Based on the results of the preliminary toxicity assay, cultures were treated in the mutagenicity assay at concentrations of 31.3, 62.5, 125, 250, 375 and 500 μg/mL (4-hour treatments with and without S9), and 0.977, 1.95, 3.91, 7.81, 15.6, 31.3, 46.9, 62.5 and 93.8 μg/mL (24-hour treatment without S9). No visible precipitate was observed at the beginning or end of treatment. Cultures treated at concentrations of 62.5, 125, 250, 375 and 500 μg/mL (4-hour treatments with and without S9), and 15.6, 31.3, 46.9 and 62.5 μg/mL (24-hour treatment without S9) exhibited 64 to 94%, 37 to 96%, and 19 to 79% RSG (relative suspension growth), respectively, and were cloned (cultures treated at other lower concentrations were discarded prior to cloning because a sufficient number of higher concentrations was available; cultures treated at other higher concentrations were excluded from evaluation of mutagenicity due to excessive toxicity). Relative total growth of the cloned cultures ranged from 66 to 107% (4-hour treatment with S9), 33 to 72% (4-hour treatment without S9) and 15 to 58% (24-hour treatment without S9). No increases in induced mutant frequency ≥90 mutants per 10e6 clonable cells were observed under any treatment condition.

Applicant's summary and conclusion

Conclusions:

The results indicate that the test substance was negative in the L5178Y/TK+/- Mouse Lymphoma Assay under the conditions, and according to the criteria, of the test protocol.

This study and the conclusions which are drawn from it fulfil the quality criteria (validity, reliability, repeatability).

Executive summary:

The test substance was evaluated to determine its ability to induce forward mutations at the thymidine kinase locus in L5178Y mouse lymphoma cells in the presence and absence of Aroclor-induced rat liver S9 in accordance with OECD guideline 476. The test substance was prepared in ethanol and evaluated in a preliminary toxicity assay at concentrations from 1.95 to 500 μg/mL using 4-hour treatments with and without S9, and at concentrations from 0.977 to 250 μg/mL using a 24-hour treatment without S9. Based on the results, cultures were treated in the mutagenicity assay at concentrations of 31.3, 62.5, 125, 250, 375 and 500 μg/mL (4-hour treatments with and without S9), and 0.977, 1.95, 3.91, 7.81, 15.6, 31.3, 46.9, 62.5 and 93.8 μg/mL (24-hour treatment without S9). No visible precipitate was observed at the beginning or end of treatment.

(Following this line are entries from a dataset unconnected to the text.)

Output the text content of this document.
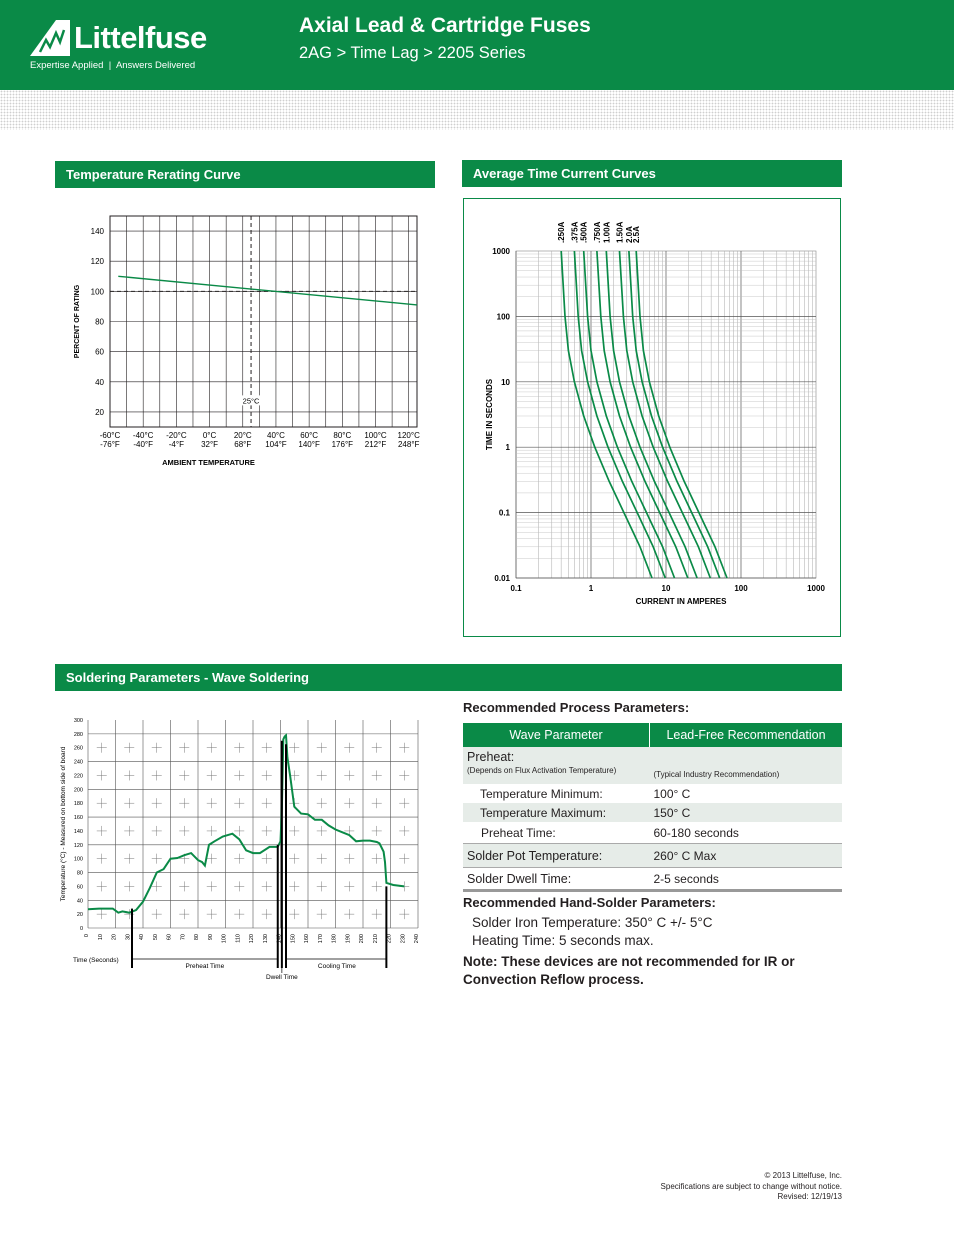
Littelfuse
Expertise Applied  |  Answers Delivered
Axial Lead & Cartridge Fuses
2AG > Time Lag > 2205 Series
Temperature Rerating Curve	Average Time Current Curves
Soldering Parameters - Wave Soldering
20
40
60
80
100
120
140
25°C
-60°C
-76°F
-40°C
-40°F
-20°C
-4°F
0°C
32°F
20°C
68°F
40°C
104°F
60°C
140°F
80°C
176°F
100°C
212°F
120°C
248°F
AMBIENT TEMPERATURE
PERCENT OF RATING
0.1	1	10	100	1000
0.01
0.1
1
10
100
1000
CURRENT IN AMPERES
TIME IN SECONDS
.250A .375A .500A .750A 1.00A 1.50A 2.0A
2.5A
0
20
40
60
80
100
120
140
160
180
200
220
240
260
280
300
0 10 20 30 40 50 60 70 80 90 100 110 120 130 140 150 160 170 180 190 200 210 220 230 240
Temperature (°C) - Measured on bottom side of board
Time (Seconds)
Preheat Time	Cooling Time
Dwell Time
Recommended Process Parameters:
Wave Parameter	Lead-Free Recommendation

Preheat:
(Depends on Flux Activation Temperature)	(Typical Industry Recommendation)
Temperature Minimum:	100° C
Temperature Maximum:	150° C
Preheat Time:	60-180 seconds
Solder Pot Temperature:	260° C Max
Solder Dwell Time:	2-5 seconds
Recommended Hand-Solder Parameters:
Solder Iron Temperature: 350° C +/- 5°C
Heating Time: 5 seconds max.
Note: These devices are not recommended for IR or Convection Reflow process.
© 2013 Littelfuse, Inc.
Specifications are subject to change without notice.
Revised: 12/19/13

No increases in induced mutant frequency ≥90 mutants per 10e6 clonable cells were observed under any treatment condition. All positive and vehicle control values were within acceptable ranges, and all criteria for a valid study were met. These results indicate the test substance was negative in the L5178Y/TK+/- Mouse Lymphoma Assay, under the conditions, and according to the criteria, of the test protocol.